Non-commercial use means that users may not sell, profit from, or commercialize SOUL materials or works derived from them. The guidelines below are intended to help users determine whether or not their use of SOUL materials would be permitted by MIT under the “non-commercial” restriction. Note that there are additional requirements (attribution and share alike) spelled out in our license.
- Commercialization is prohobited. Users may not directly sell or profit from SOUL materials or from works derived from SOUL materials. Example: A commercial education or training business may not offer courses based on SOUL materials if students pay a fee for those courses and the business intends to profit as a result.
- Determination of commercial vs. non-commercial purpose is based on the use, not the user.
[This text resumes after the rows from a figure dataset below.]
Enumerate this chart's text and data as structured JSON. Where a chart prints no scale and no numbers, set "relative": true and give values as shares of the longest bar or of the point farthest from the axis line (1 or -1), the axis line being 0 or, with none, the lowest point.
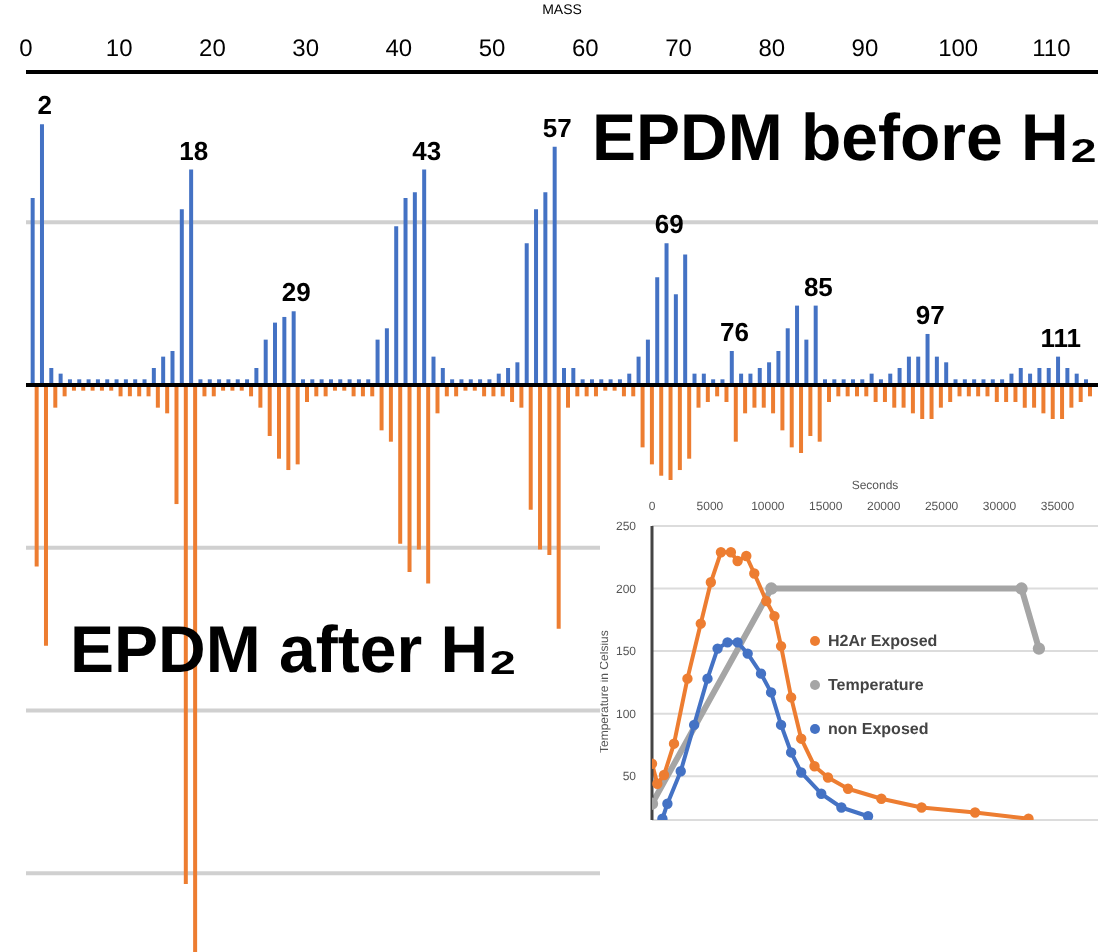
{
  "chart_data": [
    {
      "type": "bar",
      "relative": true,
      "xlabel": "MASS",
      "xlim": [
        0,
        115
      ],
      "xticks": [
        0,
        10,
        20,
        30,
        40,
        50,
        60,
        70,
        80,
        90,
        100,
        110
      ],
      "grid": "y",
      "x": [
        1,
        2,
        3,
        4,
        5,
        6,
        7,
        8,
        9,
        10,
        11,
        12,
        13,
        14,
        15,
        16,
        17,
        18,
        19,
        20,
        21,
        22,
        23,
        24,
        25,
        26,
        27,
        28,
        29,
        30,
        31,
        32,
        33,
        34,
        35,
        36,
        37,
        38,
        39,
        40,
        41,
        42,
        43,
        44,
        45,
        46,
        47,
        48,
        49,
        50,
        51,
        52,
        53,
        54,
        55,
        56,
        57,
        58,
        59,
        60,
        61,
        62,
        63,
        64,
        65,
        66,
        67,
        68,
        69,
        70,
        71,
        72,
        73,
        74,
        75,
        76,
        77,
        78,
        79,
        80,
        81,
        82,
        83,
        84,
        85,
        86,
        87,
        88,
        89,
        90,
        91,
        92,
        93,
        94,
        95,
        96,
        97,
        98,
        99,
        100,
        101,
        102,
        103,
        104,
        105,
        106,
        107,
        108,
        109,
        110,
        111,
        112,
        113,
        114
      ],
      "series": [
        {
          "color": "#4472c4",
          "values": [
            0.33,
            0.46,
            0.03,
            0.02,
            0.01,
            0.01,
            0.01,
            0.01,
            0.01,
            0.01,
            0.01,
            0.01,
            0.01,
            0.03,
            0.05,
            0.06,
            0.31,
            0.38,
            0.01,
            0.01,
            0.01,
            0.01,
            0.01,
            0.01,
            0.03,
            0.08,
            0.11,
            0.12,
            0.13,
            0.01,
            0.01,
            0.01,
            0.01,
            0.01,
            0.01,
            0.01,
            0.01,
            0.08,
            0.1,
            0.28,
            0.33,
            0.34,
            0.38,
            0.05,
            0.03,
            0.01,
            0.01,
            0.01,
            0.01,
            0.01,
            0.02,
            0.03,
            0.04,
            0.25,
            0.31,
            0.34,
            0.42,
            0.03,
            0.03,
            0.01,
            0.01,
            0.01,
            0.01,
            0.01,
            0.02,
            0.05,
            0.08,
            0.19,
            0.25,
            0.16,
            0.23,
            0.02,
            0.02,
            0.01,
            0.01,
            0.06,
            0.02,
            0.02,
            0.03,
            0.04,
            0.06,
            0.1,
            0.14,
            0.08,
            0.14,
            0.01,
            0.01,
            0.01,
            0.01,
            0.01,
            0.02,
            0.01,
            0.02,
            0.03,
            0.05,
            0.05,
            0.09,
            0.05,
            0.04,
            0.01,
            0.01,
            0.01,
            0.01,
            0.01,
            0.01,
            0.02,
            0.03,
            0.02,
            0.03,
            0.03,
            0.05,
            0.03,
            0.02,
            0.01
          ]
        },
        {
          "color": "#ed7d31",
          "values": [
            -0.32,
            -0.46,
            -0.04,
            -0.02,
            -0.01,
            -0.01,
            -0.01,
            -0.01,
            -0.01,
            -0.02,
            -0.02,
            -0.02,
            -0.02,
            -0.04,
            -0.05,
            -0.21,
            -0.88,
            -1,
            -0.02,
            -0.02,
            -0.01,
            -0.01,
            -0.01,
            -0.02,
            -0.04,
            -0.09,
            -0.13,
            -0.15,
            -0.14,
            -0.03,
            -0.02,
            -0.02,
            -0.01,
            -0.01,
            -0.02,
            -0.02,
            -0.02,
            -0.08,
            -0.1,
            -0.28,
            -0.33,
            -0.29,
            -0.35,
            -0.05,
            -0.02,
            -0.02,
            -0.01,
            -0.01,
            -0.02,
            -0.02,
            -0.02,
            -0.03,
            -0.04,
            -0.22,
            -0.29,
            -0.3,
            -0.43,
            -0.04,
            -0.02,
            -0.02,
            -0.02,
            -0.01,
            -0.01,
            -0.02,
            -0.02,
            -0.11,
            -0.14,
            -0.16,
            -0.17,
            -0.15,
            -0.13,
            -0.04,
            -0.03,
            -0.02,
            -0.03,
            -0.1,
            -0.05,
            -0.04,
            -0.04,
            -0.05,
            -0.08,
            -0.11,
            -0.12,
            -0.09,
            -0.1,
            -0.03,
            -0.02,
            -0.02,
            -0.02,
            -0.02,
            -0.03,
            -0.03,
            -0.04,
            -0.04,
            -0.05,
            -0.06,
            -0.06,
            -0.04,
            -0.03,
            -0.02,
            -0.02,
            -0.02,
            -0.02,
            -0.03,
            -0.03,
            -0.03,
            -0.04,
            -0.04,
            -0.05,
            -0.06,
            -0.06,
            -0.04,
            -0.03,
            -0.02
          ]
        }
      ],
      "annotations": [
        {
          "text": "2",
          "x": 2,
          "y": 0.46
        },
        {
          "text": "18",
          "x": 18,
          "y": 0.38
        },
        {
          "text": "29",
          "x": 29,
          "y": 0.13
        },
        {
          "text": "43",
          "x": 43,
          "y": 0.38
        },
        {
          "text": "57",
          "x": 57,
          "y": 0.42
        },
        {
          "text": "69",
          "x": 69,
          "y": 0.25
        },
        {
          "text": "76",
          "x": 76,
          "y": 0.06
        },
        {
          "text": "85",
          "x": 85,
          "y": 0.14
        },
        {
          "text": "97",
          "x": 97,
          "y": 0.09
        },
        {
          "text": "111",
          "x": 111,
          "y": 0.05
        },
        "EPDM before H₂",
        "EPDM after H₂"
      ]
    },
    {
      "type": "line",
      "xlabel": "Seconds",
      "ylabel": "Temperature in Celsius",
      "xlim": [
        0,
        38500
      ],
      "xticks": [
        0,
        5000,
        10000,
        15000,
        20000,
        25000,
        30000,
        35000
      ],
      "ylim": [
        15,
        250
      ],
      "yticks": [
        50,
        100,
        150,
        200,
        250
      ],
      "grid": "y",
      "legend": "right",
      "marker": "circle",
      "series": [
        {
          "name": "Temperature",
          "color": "#a5a5a5",
          "x": [
            0,
            10300,
            31900,
            33400
          ],
          "values": [
            28,
            200,
            200,
            152
          ]
        },
        {
          "name": "non Exposed",
          "color": "#4472c4",
          "x": [
            900,
            1330,
            2480,
            3640,
            4790,
            5660,
            6520,
            7390,
            8260,
            9410,
            10280,
            11140,
            12010,
            12880,
            14610,
            16350,
            18650
          ],
          "values": [
            16,
            28,
            54,
            91,
            128,
            152,
            157,
            157,
            148,
            132,
            117,
            91,
            69,
            53,
            36,
            25,
            18
          ]
        },
        {
          "name": "H2Ar Exposed",
          "color": "#ed7d31",
          "x": [
            0,
            460,
            1040,
            1900,
            3060,
            4210,
            5080,
            5950,
            6810,
            7390,
            8140,
            8830,
            9870,
            10570,
            11140,
            12010,
            12880,
            14030,
            15190,
            16920,
            19800,
            23270,
            27890,
            32500
          ],
          "values": [
            60,
            44,
            51,
            76,
            128,
            172,
            205,
            229,
            229,
            222,
            226,
            212,
            190,
            178,
            154,
            113,
            80,
            58,
            49,
            40,
            32,
            25,
            21,
            16
          ]
        }
      ]
    }
  ]
}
Materials may be used by individuals, institutions, governments, corporations, or other business whether for-profit or non-profit so long as the use itself is not a commercialization of the materials or a use that is directly intended to generate sales or profit. Example: A corporation may use OCW materials for internal professional development and training purposes.
- Incidental charges to recover reasonable reproduction costs may be permitted. Recovery of nominal actual costs for copying small amounts (under 1000 copies) of SOUL content on paper or CDs is allowed for educational purposes so long as there is no profit motive and so long as the intended use of the copies is in compliance with all license terms. Students must be informed that the materials are freely available on the SOUL website and that their purchase of copied materials is optional. Example: An institution in a remote area has limited Internet access and limited network infrastructure on campus, and a professor offers to create CDs of SOUL materials relevant to her course. The professor may recover the costs of creating the CDs.
If you have questions about acceptable use of SOUL materials, please contact us.
Infringement Notification
SOUL, prior to making any SOUL materials publicly available, has reviewed all the material we produced to extensively to determine the correct ownership of the material and obtain the appropriate licenses to make the material available on SOUL. SOUL will promptly remove any material from our website that is determined to be infringing on the rights of others. If you believe that a portion of the material we produced or linked to infringes another’s copyright, contact us via email at soul@mit.edu
. If you do not include an electronic signature with your claim, you may be asked to send or fax a follow-up copy with a signature. To file the notification, you must be either the copyright owner of the work or an individual authorized to act on behalf of the copyright owner. Your notification must include:
- Identification of the copyrighted work, or, in the case of multiple works at the same location, a representative list of such works at that site.
- Identification of the material that is claimed to be infringing or to be the subject of infringing activity. You must include sufficient information, such as a specific URL or other specific identification, for us to locate the material.
- Information for us to be able to contact the claimant (e.g., email address, phone number).
- A statement that the claimant believes that the use of the material has not been authorized by the copyright owner or an authorized agent.
- A statement that the information in the notification is accurate and that the claimant is, or is authorized to act on behalf of, the copyright owner.
Contribution guidelines
You can submit corrections and suggestions to any course material by submitting issues and pull requests on our GitHub repo. This includes captions for video lectures.
Translation guidelines
You are free to translate course material as long as you follow the license terms under which it is shared. If your translation mirrors the course structure, please contact us so we can link your translated version from our page.
For translating the video captions, please submit your translations as community contributions in YouTube.